Si le verset coranique et le contenu de la garantie d’exaucement de la prière incluaient aussi des demandes d’avantages et privilèges matériels et de confort, une sorte de situation contradictoire verrait le jour, car ce monde-ci est le lieu des épreuves pour les hommes. Dieu a, selon Sa coutume immuable, établi définitivement ce monde comme étant jalonné d’épreuves. La confrontation avec les épreuves et les problèmes de l’existence fait partie de l’édification même de l’homme, et joue un rôle fondamental dans son progrès et son élévation. C’est d’ailleurs par cette voie que tout un chacun peut réaliser son rang réel dans la vie.

Les prophètes et les grands hommes spirituels ont traversé les épreuves les plus dures dans ce monde, avant de mériter les places qui les ont rapprochés du Seigneur.

Si l’on pouvait régler les difficultés de la vie par la seule invocation, et si le Seigneur garantissait d’exaucer toutes ces prières, Il n’aurait pas institué cette pratique dans ce monde. Ce serait contraire à la sagesse divine que, d’une part elle édicte que les hommes seraient soumis dans ce monde à des épreuves d’endurance et des difficultés, et que d’autre part, elle prévoie que cet ensemble de difficultés et de problèmes puissent être écartés par la seule invocation.

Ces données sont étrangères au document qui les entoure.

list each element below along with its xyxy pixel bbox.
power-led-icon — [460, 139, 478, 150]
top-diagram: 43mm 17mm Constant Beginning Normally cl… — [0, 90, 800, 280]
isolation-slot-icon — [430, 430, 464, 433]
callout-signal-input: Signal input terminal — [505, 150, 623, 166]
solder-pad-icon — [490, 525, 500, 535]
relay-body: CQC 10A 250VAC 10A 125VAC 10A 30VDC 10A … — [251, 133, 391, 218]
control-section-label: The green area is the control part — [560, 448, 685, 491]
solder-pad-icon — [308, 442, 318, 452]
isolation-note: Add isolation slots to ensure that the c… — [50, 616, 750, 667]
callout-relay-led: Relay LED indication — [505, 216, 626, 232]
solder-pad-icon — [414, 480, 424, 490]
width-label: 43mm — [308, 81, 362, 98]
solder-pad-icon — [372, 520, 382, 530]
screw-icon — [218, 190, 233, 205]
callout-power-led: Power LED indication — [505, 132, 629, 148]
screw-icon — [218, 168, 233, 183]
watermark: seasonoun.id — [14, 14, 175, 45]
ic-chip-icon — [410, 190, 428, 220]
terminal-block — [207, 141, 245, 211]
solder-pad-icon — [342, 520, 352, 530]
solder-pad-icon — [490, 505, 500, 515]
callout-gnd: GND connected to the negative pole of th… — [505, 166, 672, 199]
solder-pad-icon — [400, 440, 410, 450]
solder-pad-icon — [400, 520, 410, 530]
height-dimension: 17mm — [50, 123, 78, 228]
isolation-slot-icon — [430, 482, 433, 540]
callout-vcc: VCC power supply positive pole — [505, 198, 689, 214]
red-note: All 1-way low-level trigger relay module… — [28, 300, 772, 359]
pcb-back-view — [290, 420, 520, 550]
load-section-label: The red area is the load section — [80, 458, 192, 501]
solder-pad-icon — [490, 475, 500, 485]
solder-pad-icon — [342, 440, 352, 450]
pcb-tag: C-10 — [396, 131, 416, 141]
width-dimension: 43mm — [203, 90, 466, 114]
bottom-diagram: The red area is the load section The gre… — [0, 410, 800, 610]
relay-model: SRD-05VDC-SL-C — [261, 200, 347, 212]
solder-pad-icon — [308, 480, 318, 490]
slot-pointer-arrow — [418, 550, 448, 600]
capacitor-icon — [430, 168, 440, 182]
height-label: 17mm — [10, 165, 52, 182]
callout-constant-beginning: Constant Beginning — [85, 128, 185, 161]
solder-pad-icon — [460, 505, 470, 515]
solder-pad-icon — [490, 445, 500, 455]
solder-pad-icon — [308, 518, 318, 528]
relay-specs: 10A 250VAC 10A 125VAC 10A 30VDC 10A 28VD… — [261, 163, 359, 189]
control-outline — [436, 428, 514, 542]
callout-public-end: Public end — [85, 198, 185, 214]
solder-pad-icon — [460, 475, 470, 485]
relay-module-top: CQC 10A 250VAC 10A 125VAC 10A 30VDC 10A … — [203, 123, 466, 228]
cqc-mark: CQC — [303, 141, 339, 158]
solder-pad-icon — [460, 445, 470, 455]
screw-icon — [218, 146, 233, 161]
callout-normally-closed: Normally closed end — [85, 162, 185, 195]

Le Coran nous met en garde et nous rappelle bien:

« Les hommes pensent-ils qu’on va les laisser dire:’’ Nous croyons’’, sans une mise à l’épreuve?» (Coran, 29:2)

N’oublions pas de rappeler aussi que la partie finale du verset qui fait l’objet du commentaire se réfère avec précision et clarté au fait que l’invocation est un acte d’adoration.

Car Dieu dit:

« Invoquez-Moi et J’exaucerai vos prières… » (Coran, 40:60)

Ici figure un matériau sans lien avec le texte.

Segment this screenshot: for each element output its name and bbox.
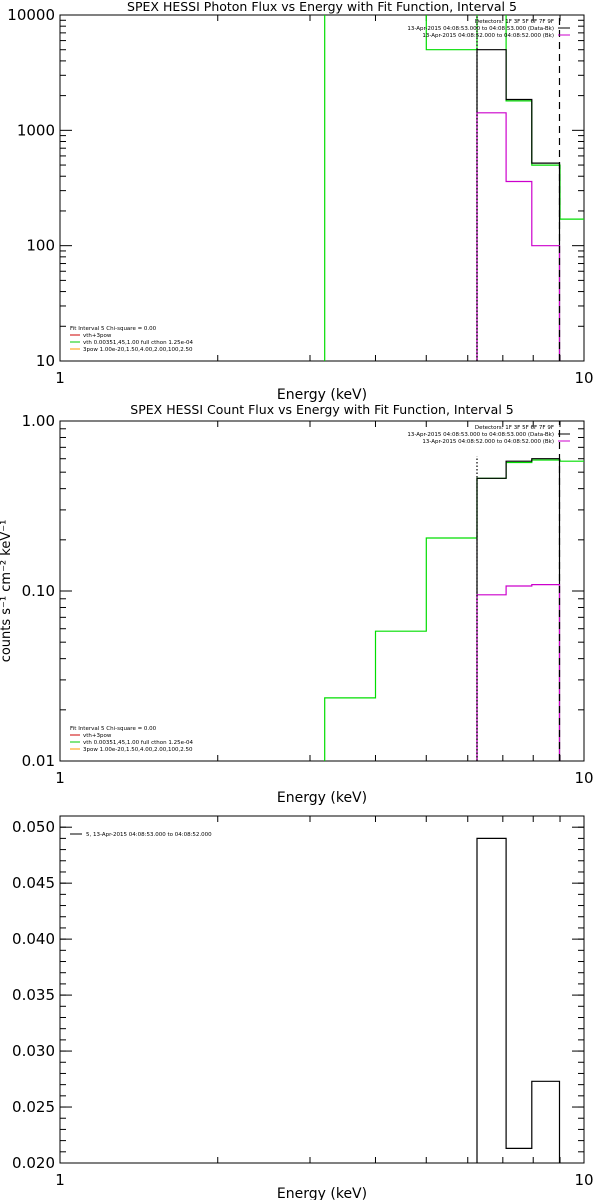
legend-entry: vth+3pow — [83, 733, 112, 739]
x-tick-label: 10 — [574, 369, 593, 387]
y-tick-label: 10 — [36, 352, 55, 370]
x-tick-label: 1 — [55, 369, 65, 387]
legend-entry: Fit Interval 5 Chi-square = 0.00 — [70, 726, 157, 732]
legend-entry: 13-Apr-2015 04:08:52.000 to 04:08:52.000… — [422, 33, 554, 39]
chart-title: SPEX HESSI Count Flux vs Energy with Fit… — [130, 402, 513, 417]
series-line-1 — [476, 837, 561, 1163]
y-tick-label: 0.10 — [22, 582, 55, 600]
y-tick-label: 0.035 — [12, 986, 55, 1004]
y-tick-label: 1.00 — [22, 412, 55, 430]
legend-entry: 5, 13-Apr-2015 04:08:53.000 to 04:08:52.… — [86, 832, 212, 838]
x-tick-label: 1 — [55, 1171, 65, 1189]
plot-frame — [59, 420, 585, 762]
legend-entry: vth 0.00351,45,1.00 full cthon 1.25e-04 — [83, 340, 193, 346]
series-group — [476, 837, 561, 1163]
y-tick-label: 0.01 — [22, 752, 55, 770]
legend-entry: vth+3pow — [83, 333, 112, 339]
legend-entry: 13-Apr-2015 04:08:53.000 to 04:08:53.000… — [407, 26, 554, 32]
series-line-1 — [324, 459, 584, 761]
series-group — [324, 15, 584, 361]
y-tick-label: 0.045 — [12, 874, 55, 892]
legend-entry: vth 0.00351,45,1.00 full cthon 1.25e-04 — [83, 740, 193, 746]
x-axis-label: Energy (keV) — [277, 387, 367, 403]
y-tick-label: 0.050 — [12, 818, 55, 836]
series-line-2 — [425, 15, 478, 51]
series-line-2 — [476, 458, 561, 761]
y-tick-label: 0.030 — [12, 1042, 55, 1060]
series-line-3 — [505, 15, 584, 220]
y-axis-label: counts s⁻¹ cm⁻² keV⁻¹ — [0, 520, 14, 663]
plot-frame — [59, 815, 585, 1164]
legend-entry: 13-Apr-2015 04:08:53.000 to 04:08:53.000… — [407, 432, 554, 438]
legend-entry: Fit Interval 5 Chi-square = 0.00 — [70, 326, 157, 332]
series-group — [324, 421, 584, 761]
plot-frame — [59, 14, 585, 362]
chart-title: SPEX HESSI Photon Flux vs Energy with Fi… — [127, 0, 517, 14]
series-line-3 — [476, 583, 561, 761]
legend-entry: Detectors: 1F 3F 5F 6F 7F 9F — [475, 425, 554, 431]
y-tick-label: 0.025 — [12, 1098, 55, 1116]
y-tick-label: 10000 — [7, 6, 55, 24]
legend-entry: Detectors: 1F 3F 5F 6F 7F 9F — [475, 19, 554, 25]
legend-entry: 3pow 1.00e-20,1.50,4.00,2.00,100,2.50 — [83, 347, 193, 353]
chart-panel-1: SPEX HESSI Photon Flux vs Energy with Fi… — [7, 0, 593, 403]
series-line-4 — [476, 49, 561, 361]
x-tick-label: 1 — [55, 769, 65, 787]
x-tick-label: 10 — [574, 769, 593, 787]
chart-panel-2: SPEX HESSI Count Flux vs Energy with Fit… — [0, 402, 594, 806]
legend-entry: 3pow 1.00e-20,1.50,4.00,2.00,100,2.50 — [83, 747, 193, 753]
x-axis-label: Energy (keV) — [277, 790, 367, 806]
x-axis-label: Energy (keV) — [277, 1186, 367, 1200]
y-tick-label: 0.040 — [12, 930, 55, 948]
y-tick-label: 100 — [26, 237, 55, 255]
y-tick-label: 0.020 — [12, 1154, 55, 1172]
chart-panel-3: Energy (keV) 1 10 0.020 0.025 0.030 0.035 0.040… — [12, 815, 594, 1200]
legend-entry: 13-Apr-2015 04:08:52.000 to 04:08:52.000… — [422, 439, 554, 445]
x-tick-label: 10 — [574, 1171, 593, 1189]
y-tick-label: 1000 — [17, 121, 55, 139]
series-line-5 — [476, 112, 561, 361]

Le point qu’il convient de relever à propos du verset que nous étudions ici est que, si le mot adoration qui figure en fin de verset, devait être entendu dans le sens de prière, d’invocation, qui figure au milieu du verset, ce dernier présenterait une meilleure logique interne, une meilleure cohérence.

« …Ceux qui sont trop orgueilleux pour M’adorer entreront prostrés dans la Géhenne » (Coran, 40:60)

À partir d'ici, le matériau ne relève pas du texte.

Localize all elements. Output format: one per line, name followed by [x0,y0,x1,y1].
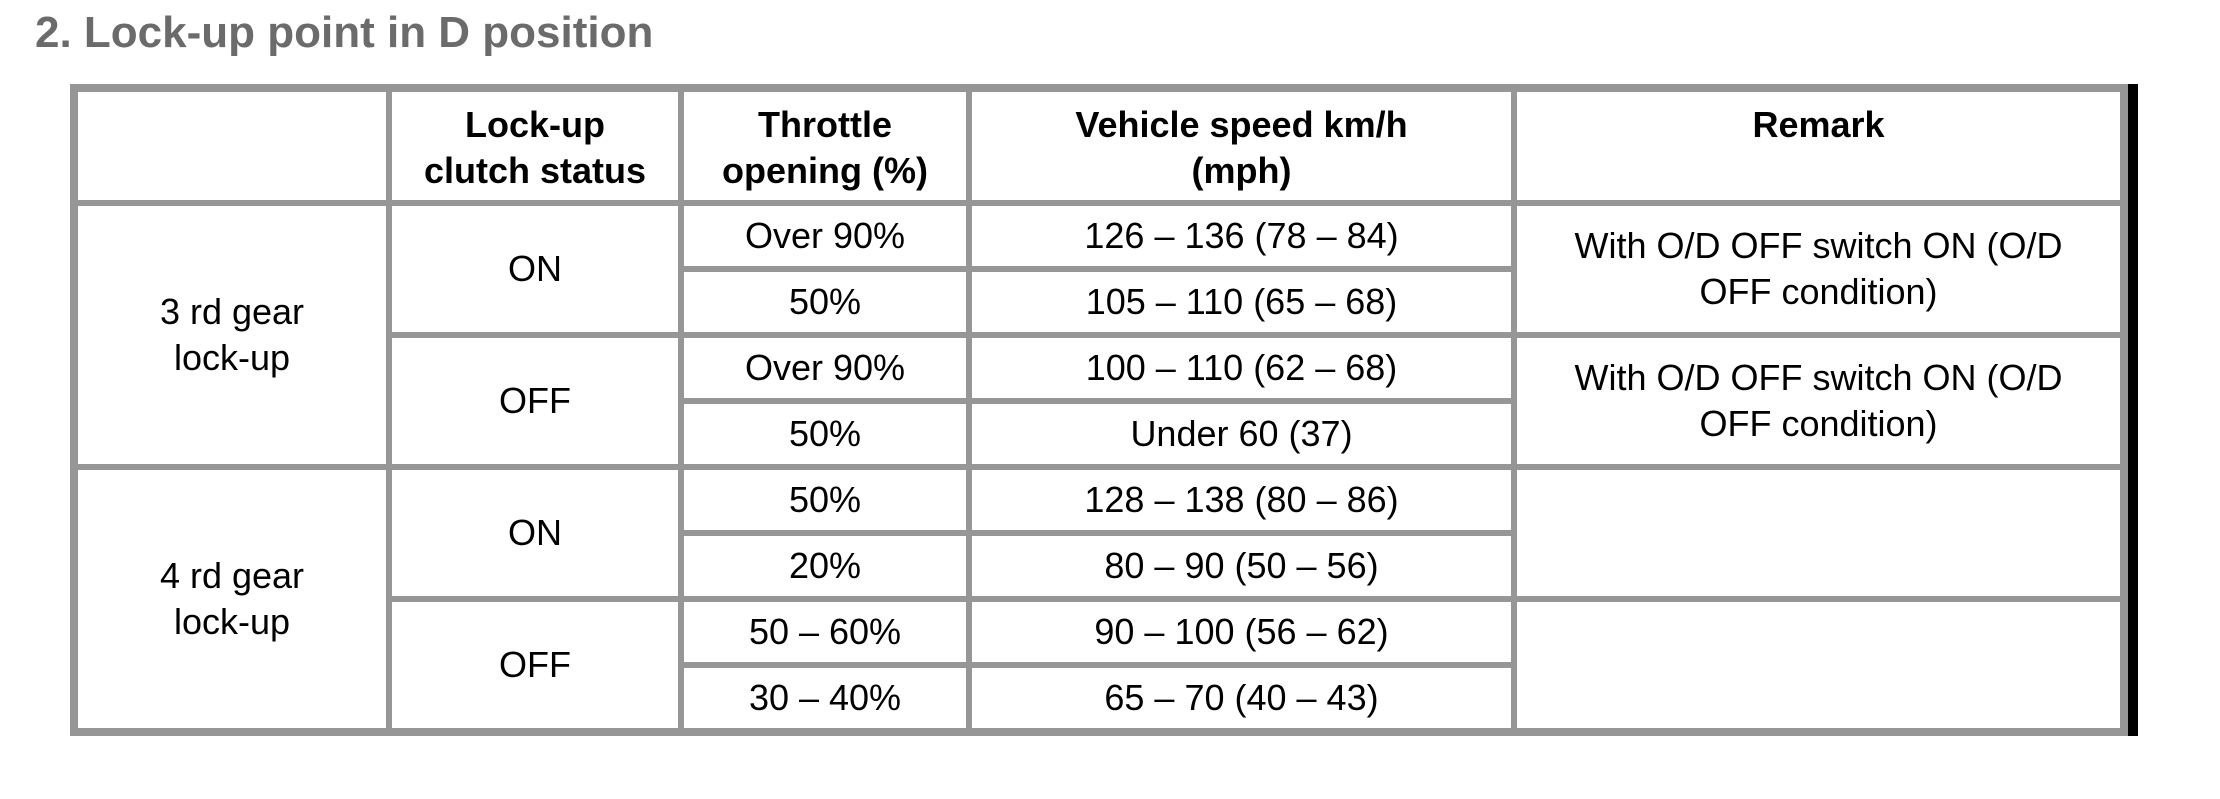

Car l’invocation est le culte par excellence, ce qu’il y a de plus significatif dans l’adoration. D’autre part, l’adoration exprime plus la grandeur du Seigneur, la louange qui Lui est due, et la gratitude envers les faveurs et bénédictions divines, alors que l’invocation procède des profondeurs de l’âme humaine consciente de son impuissance, de la reconnaissance de sa faiblesse et de ses limites.

C’est ici que l’on comprend pourquoi l’arrogance, la vanité stupide des superbes les conduisent à se croire au-dessus du besoin d’adresser des prières à Dieu, de reconnaître leur faiblesse, leur indigence ontologique devant la Présence Seigneuriale.

C’est pourquoi Dieu le Dominateur, le Dispensateur de l’être met en garde les superbes contre les conséquences néfastes, châtiment et perdition éternels, que leur attitude va engendrer dans ce monde et dans l’autre.